La emancipación de El Líbano del asfixiante abrazo sirio debería concluir a finales del mes próximo, cuando el país del cedro celebre unas elecciones generales en las que por vez primera, al menos en teoría, Damasco no decidirá anticipadamente quién es el vencedor. Hay tantas esperanzas puestas en esos comicios como temor a que descarrilen en la recta final, habida cuenta de la magnitud del rompecabezas político, étnico y religioso libanés que durante tantos años ha reflejado de manera trágica casi todos los conflictos de Oriente Próximo. Son ejemplos de estas dificultades el peso político de la poderosa milicia armada fundamentalista Hezbolá o la competencia desarrollada en las calles de Beirut tras la muerte de Hariri por el tamaño de las manifestaciones pro y antisirias.

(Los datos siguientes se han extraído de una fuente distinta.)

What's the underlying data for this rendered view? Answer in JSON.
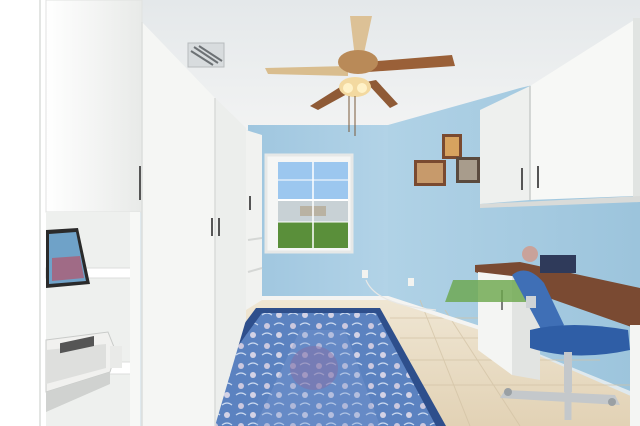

La retirada de sus tropas y de la parte más visible de su formidable tinglado de seguridad debilita un poco más al aislado presidente sirio, Bachar el Asad, que tras cinco años en el poder tiene su credibilidad tan menguada como el alcance de sus supuestas reformas y sigue básicamente en manos del sombrío aparato político-militar alumbrado por su padre. Asad hijo cometió el funesto error de apostar, con todas sus consecuencias, por que Estados Unidos saldría escaldado de Irak. Pero sería ingenuo creer que la salida de Damasco devuelve al pequeño vecino a una página en blanco.
A pesar de todo, la purga completa del poder sirio en Líbano no se va a ventilar en manifestaciones populares y anuncios a los medios informativos. Siria sigue manteniendo una tupida red de influencia que incluye hechos como que el actual Presidente Lahud y el primer ministro interino Mikati sean hombres suyos. O que los tanques y la artillería de Líbano y sus repuestos provengan básicamente de Siria, que también entrena a sus militares. El tiempo dará la medida de hasta qué punto Damasco ha dejado de considerar a Líbano su apéndice occidental.